Si les experts ont évalué ces œuvres de manière plutôt mitigée, les compositeurs et les éditeurs n’en ont pas moins trouvé de nombreux acquéreurs dans les catégories dites inférieures. Ainsi, alors que ces dernières ont dans une large mesure dynamisé la tendance à la littérature originale de musique à vent, les sociétés des divisions supérieures ont longtemps encore jeté leur dévolu sur des arrangements du répertoire classique. Certes en raison du manque de répertoire original exigeant, mais aussi par crainte d’une perte de prestige à jouer des œuvres inconnues.
Et c’est précisément à partir des années trente que des œuvres originales plus sélectives ont vu le jour, notamment grâce à Stephan Jaeggi, qui a connu le succès dès ses débuts, en 1931, avec son ouverture symphonique – la notion d’exigence apparaît déjà dans le libellé du genre – «Menschen von heute».
Perspectives – la fête de 1948
Cette évolution vers un répertoire de pièces originales de musique à vent s’est poursuivie après la Seconde Guerre mondiale. De 35% durant l’entre-deux-guerres, la proportion en est passée à 49% lors de la Fête Fédérale de Musique de 1948. Cette métamorphose s’est achevée dès le milieu des années soixante, où les arrangements ont quasiment disparu des fêtes fédérales de musique.

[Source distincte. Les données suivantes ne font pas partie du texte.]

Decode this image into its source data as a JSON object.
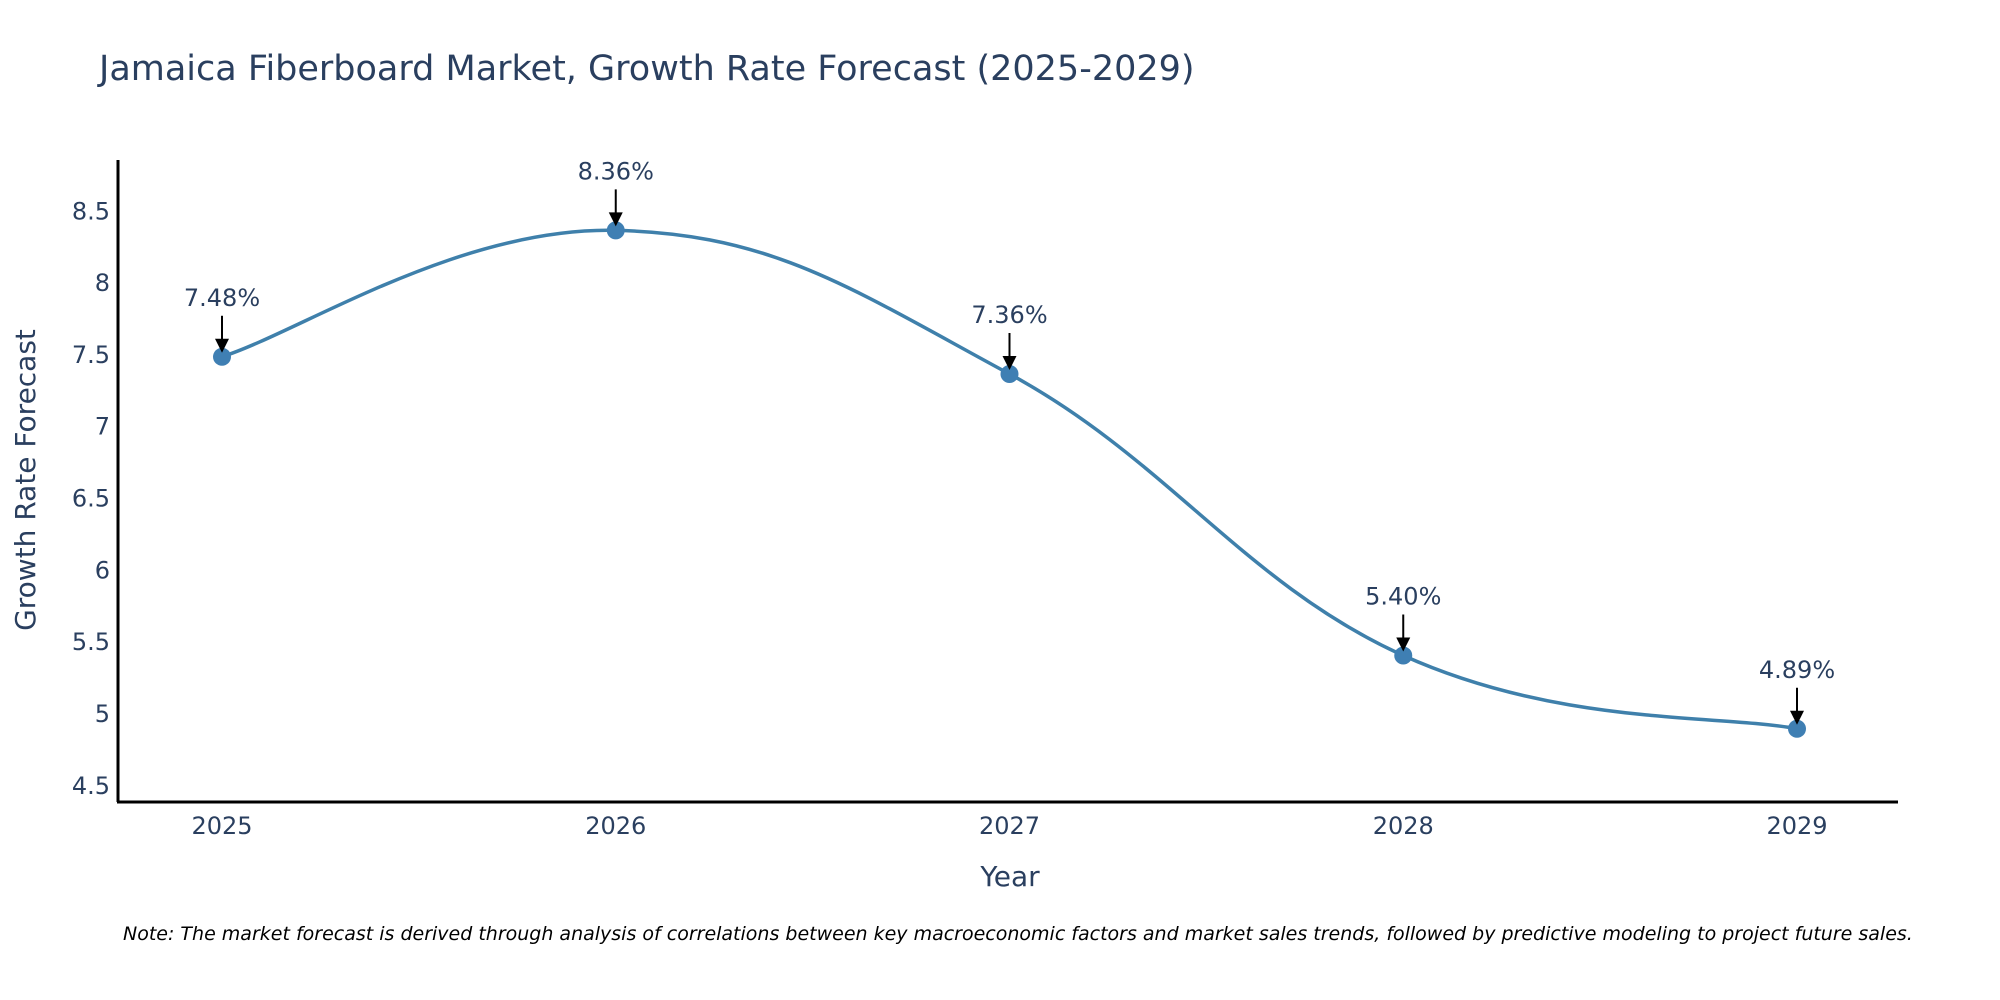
{
  "chart_data": {
    "type": "line",
    "title": "Jamaica Fiberboard Market, Growth Rate Forecast (2025-2029)",
    "xlabel": "Year",
    "ylabel": "Growth Rate Forecast",
    "categories": [
      "2025",
      "2026",
      "2027",
      "2028",
      "2029"
    ],
    "values": [
      7.48,
      8.36,
      7.36,
      5.4,
      4.89
    ],
    "data_labels": [
      "7.48%",
      "8.36%",
      "7.36%",
      "5.40%",
      "4.89%"
    ],
    "yticks": [
      "4.5",
      "5",
      "5.5",
      "6",
      "6.5",
      "7",
      "7.5",
      "8",
      "8.5"
    ],
    "ytick_values": [
      4.5,
      5,
      5.5,
      6,
      6.5,
      7,
      7.5,
      8,
      8.5
    ],
    "ylim": [
      4.38,
      8.85
    ],
    "grid": false,
    "line_shape": "spline",
    "note": "Note: The market forecast is derived through analysis of correlations between key macroeconomic factors and market sales trends, followed by predictive modeling to project future sales."
  },
  "colors": {
    "line": "#3f80ab",
    "marker": "#3f7fb3",
    "text": "#2a3f5f",
    "axis": "#000000"
  }
}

En 1948, en lieu et place de pièces imposées, l’ASM a tenté d’encourager les compositeurs en organisant des concours d’études où les œuvres étaient évaluées, et d’obtenir ainsi des créations originales et autres arrangements de qualité. Objectif manqué pour les premières en particulier, de nombreuses pièces ayant été jugées par les experts comme insatisfaisantes, voire «hors sujet». En 1948 déjà, le professeur A.-E. Cherbuliez était d’avis que, dans le domaine de la musique à vent, le terme «symphonique» relevait d’une utilisation abusive. Pourtant, ce sont les œuvres de Stephan Jaeggi, Gustav Holst et Ralph Vaughan Williams qui ont contribué à la percée de la littérature de musique à vent décrite aujourd’hui comme «symphonique».

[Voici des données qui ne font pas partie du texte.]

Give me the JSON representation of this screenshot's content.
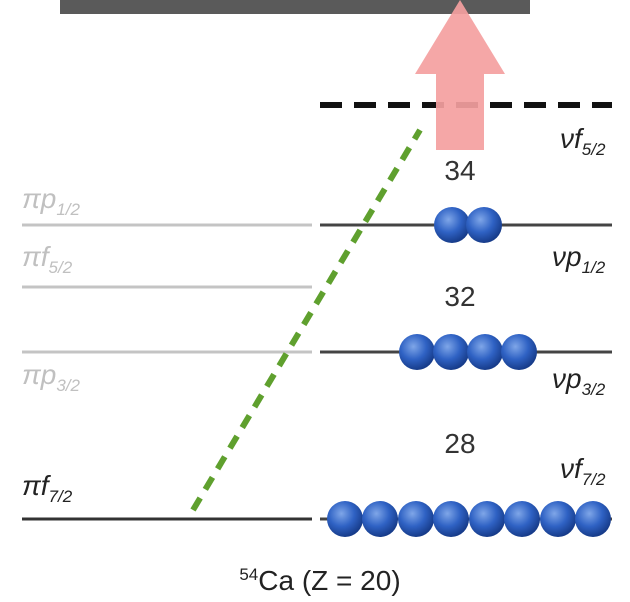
{
  "proton_levels": [
    {
      "symbol": "πp",
      "sub": "1/2"
    },
    {
      "symbol": "πf",
      "sub": "5/2"
    },
    {
      "symbol": "πp",
      "sub": "3/2"
    },
    {
      "symbol": "πf",
      "sub": "7/2"
    }
  ],
  "neutron_levels": [
    {
      "symbol": "νf",
      "sub": "5/2"
    },
    {
      "symbol": "νp",
      "sub": "1/2"
    },
    {
      "symbol": "νp",
      "sub": "3/2"
    },
    {
      "symbol": "νf",
      "sub": "7/2"
    }
  ],
  "gaps": [
    "34",
    "32",
    "28"
  ],
  "caption": {
    "sup": "54",
    "text": "Ca (Z = 20)"
  }
}
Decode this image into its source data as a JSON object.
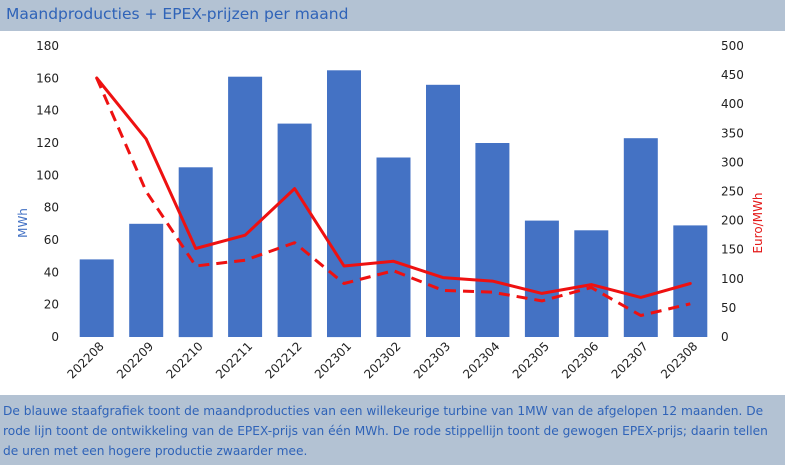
{
  "header": {
    "title": "Maandproducties + EPEX-prijzen per maand"
  },
  "footer": {
    "description": "De blauwe staafgrafiek toont de maandproducties van een willekeurige turbine van 1MW van de afgelopen 12 maanden. De rode lijn toont de ontwikkeling van de EPEX-prijs van één MWh. De rode stippellijn toont de gewogen EPEX-prijs; daarin tellen de uren met een hogere productie zwaarder mee."
  },
  "colors": {
    "bar": "#4472c4",
    "line": "#ee1111",
    "left_axis_title": "#4472c4",
    "right_axis_title": "#e41a1a"
  },
  "chart_data": {
    "type": "bar",
    "categories": [
      "202208",
      "202209",
      "202210",
      "202211",
      "202212",
      "202301",
      "202302",
      "202303",
      "202304",
      "202305",
      "202306",
      "202307",
      "202308"
    ],
    "ylabel": "MWh",
    "ylim": [
      0,
      180
    ],
    "yticks": [
      0,
      20,
      40,
      60,
      80,
      100,
      120,
      140,
      160,
      180
    ],
    "y2label": "Euro/MWh",
    "y2lim": [
      0,
      500
    ],
    "y2ticks": [
      0,
      50,
      100,
      150,
      200,
      250,
      300,
      350,
      400,
      450,
      500
    ],
    "grid": false,
    "series": [
      {
        "type": "bar",
        "axis": "left",
        "values": [
          48,
          70,
          105,
          161,
          132,
          165,
          111,
          156,
          120,
          72,
          66,
          123,
          69
        ]
      },
      {
        "type": "line",
        "axis": "right",
        "style": "solid",
        "values": [
          445,
          340,
          152,
          175,
          255,
          122,
          130,
          102,
          96,
          75,
          90,
          68,
          92
        ]
      },
      {
        "type": "line",
        "axis": "right",
        "style": "dashed",
        "values": [
          445,
          250,
          122,
          132,
          162,
          92,
          114,
          80,
          77,
          62,
          85,
          37,
          57
        ]
      }
    ]
  }
}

Informations complémentaires sur la méthodologie et l’évaluation de Silvio Badolato
Dans le cadre de mon travail de master à l’Institut de musicologie de l’Université de Zurich, j’ai étudié de manière systématique les œuvres joués lors des fêtes fédérales de musique, de manière à pouvoir définir les évolutions de la littérature de musique à vent suisse. L’accent portait en l’occurrence sur les compositions originales de musique à vent, sujet déjà abordé dans les recherches de Herbert Frei, ancien président de la commission de musique de l’Association suisse des musiques. Les fêtes fédérales de musique se prêtent particulièrement bien à une telle étude, car elles sont relativement bien documentées. Ainsi, les rapports des experts mentionnent non seulement les titres des pièces interprétées, mais souvent aussi les commentaires du jury à propos du choix des œuvres. Sans oublier, dans le même temps, que les fêtes de musique constituent en quelque sorte le «moment fort» de la pratique musicale de ce milieu en Suisse, quête de prestige à la clé. Ces échéances ne sont donc pas forcément représentatives d’autres contextes tels que les concerts habituels.

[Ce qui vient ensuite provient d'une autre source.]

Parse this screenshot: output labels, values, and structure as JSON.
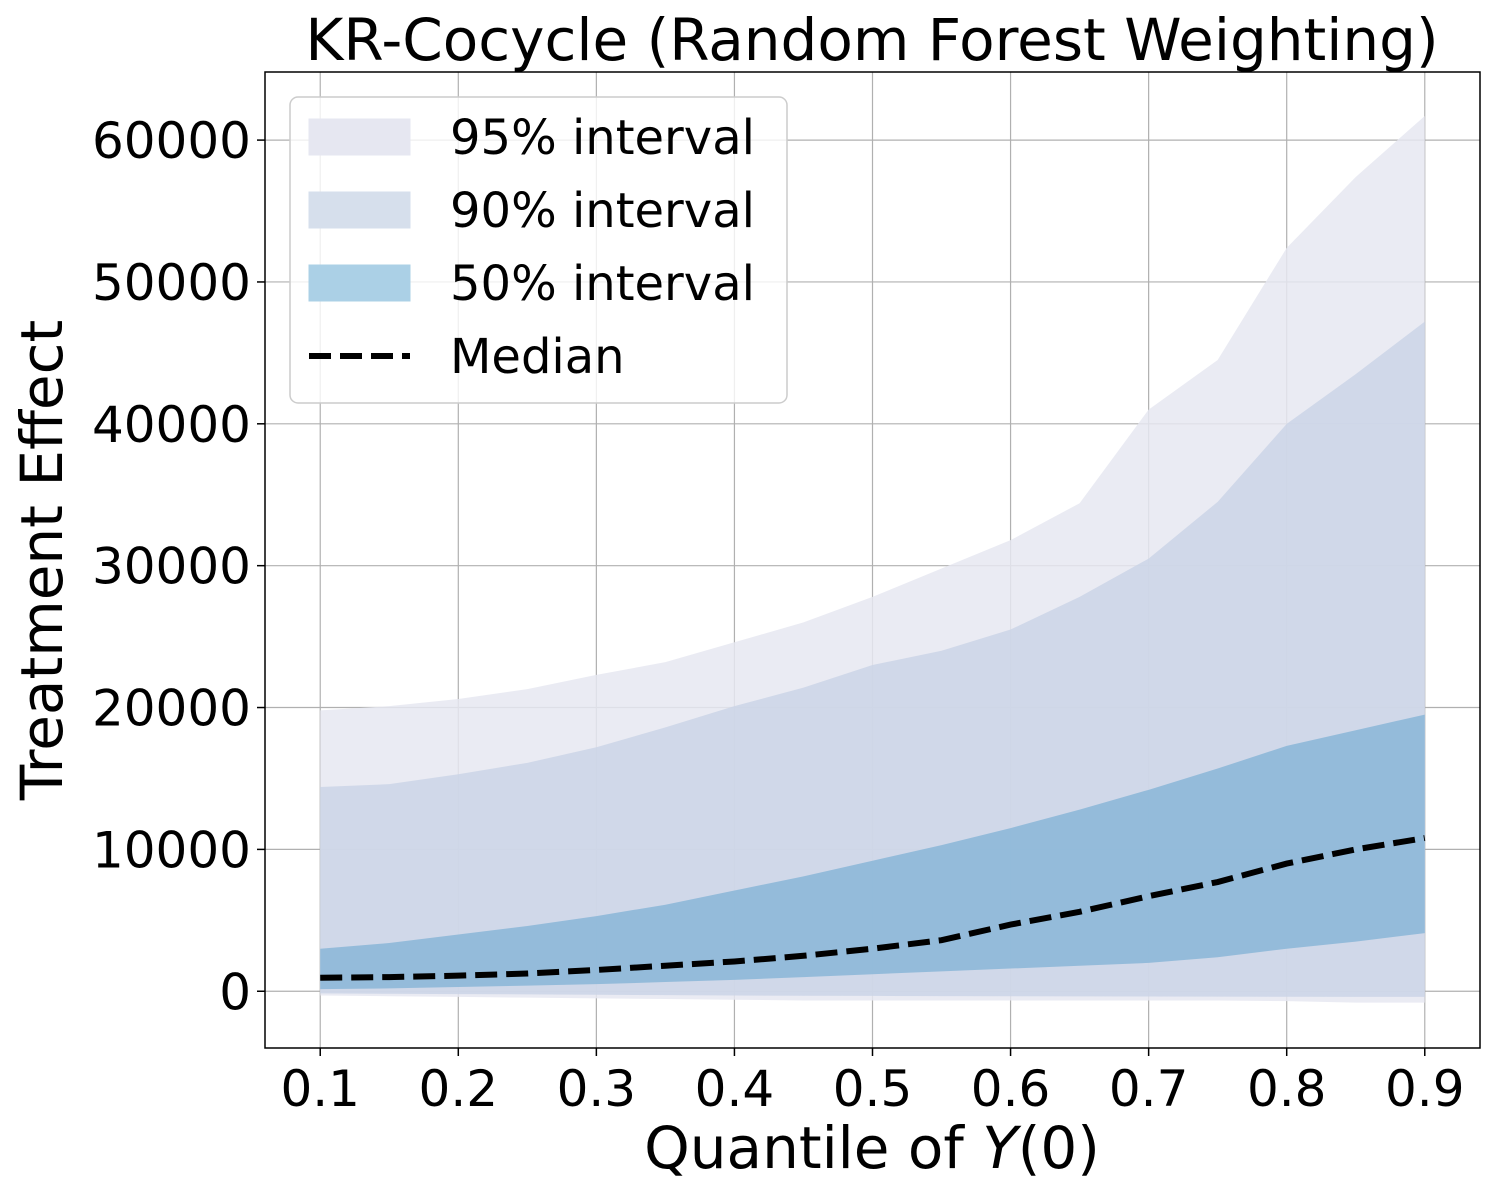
{
  "chart_data": {
    "type": "area",
    "title": "KR-Cocycle (Random Forest Weighting)",
    "xlabel_prefix": "Quantile of ",
    "xlabel_var": "Y",
    "xlabel_suffix": "(0)",
    "ylabel": "Treatment Effect",
    "xlim": [
      0.06,
      0.94
    ],
    "ylim": [
      -4000,
      64800
    ],
    "xticks": [
      0.1,
      0.2,
      0.3,
      0.4,
      0.5,
      0.6,
      0.7,
      0.8,
      0.9
    ],
    "xtick_labels": [
      "0.1",
      "0.2",
      "0.3",
      "0.4",
      "0.5",
      "0.6",
      "0.7",
      "0.8",
      "0.9"
    ],
    "yticks": [
      0,
      10000,
      20000,
      30000,
      40000,
      50000,
      60000
    ],
    "ytick_labels": [
      "0",
      "10000",
      "20000",
      "30000",
      "40000",
      "50000",
      "60000"
    ],
    "grid": true,
    "legend_position": "top-left",
    "x": [
      0.1,
      0.15,
      0.2,
      0.25,
      0.3,
      0.35,
      0.4,
      0.45,
      0.5,
      0.55,
      0.6,
      0.65,
      0.7,
      0.75,
      0.8,
      0.85,
      0.9
    ],
    "bands": [
      {
        "name": "95% interval",
        "color": "#e6e7f1",
        "opacity": 0.85,
        "lower": [
          -300,
          -350,
          -400,
          -450,
          -500,
          -550,
          -600,
          -650,
          -650,
          -650,
          -650,
          -650,
          -650,
          -650,
          -700,
          -800,
          -800
        ],
        "upper": [
          19800,
          20100,
          20600,
          21300,
          22300,
          23200,
          24600,
          26000,
          27800,
          29800,
          31800,
          34400,
          41000,
          44500,
          52400,
          57400,
          61700
        ]
      },
      {
        "name": "90% interval",
        "color": "#cbd5e6",
        "opacity": 0.85,
        "lower": [
          -150,
          -180,
          -200,
          -220,
          -250,
          -270,
          -300,
          -320,
          -330,
          -340,
          -350,
          -360,
          -370,
          -380,
          -390,
          -400,
          -400
        ],
        "upper": [
          14400,
          14600,
          15300,
          16100,
          17200,
          18600,
          20100,
          21400,
          23000,
          24000,
          25500,
          27800,
          30500,
          34500,
          40000,
          43500,
          47200
        ]
      },
      {
        "name": "50% interval",
        "color": "#8db8d8",
        "opacity": 0.9,
        "lower": [
          150,
          200,
          300,
          400,
          500,
          650,
          800,
          1000,
          1200,
          1400,
          1600,
          1800,
          2000,
          2400,
          3000,
          3500,
          4100
        ],
        "upper": [
          3000,
          3400,
          4000,
          4600,
          5300,
          6100,
          7100,
          8100,
          9200,
          10300,
          11500,
          12800,
          14200,
          15700,
          17300,
          18400,
          19500
        ]
      }
    ],
    "series": [
      {
        "name": "Median",
        "color": "#000000",
        "style": "dashed",
        "values": [
          950,
          1000,
          1100,
          1250,
          1500,
          1800,
          2100,
          2500,
          3000,
          3600,
          4700,
          5600,
          6700,
          7700,
          9000,
          10000,
          10800
        ]
      }
    ],
    "legend": [
      {
        "label": "95% interval",
        "kind": "patch",
        "color": "#e6e7f1"
      },
      {
        "label": "90% interval",
        "kind": "patch",
        "color": "#d6dfec"
      },
      {
        "label": "50% interval",
        "kind": "patch",
        "color": "#abd0e6"
      },
      {
        "label": "Median",
        "kind": "line",
        "color": "#000000"
      }
    ]
  }
}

Sur la base des rapports analysés, établis pendant la période étudiée – de la première Fête Fédérale de Musique, en 1864 à Soleure, à la 21e, en 1948 à Saint-Gall –, j’ai pu constituer une base de données de 1727 œuvres jouées, dont 1160 en libre choix. Outre les titres des pièces, les noms des compositeurs, des arrangeurs et des interprètes, j’ai essayé d’attribuer chaque œuvre à un genre particulier. Ce qui a révélé diverses difficultés. Ainsi, en plus du fait que de nombreuses saisies sont incomplètes, souvent, il n’a pas été possible d’identifier clairement les œuvres. Or, l’attribution d’une pièce à un genre musical sur la seule base de son titre reste extrêmement incertaine.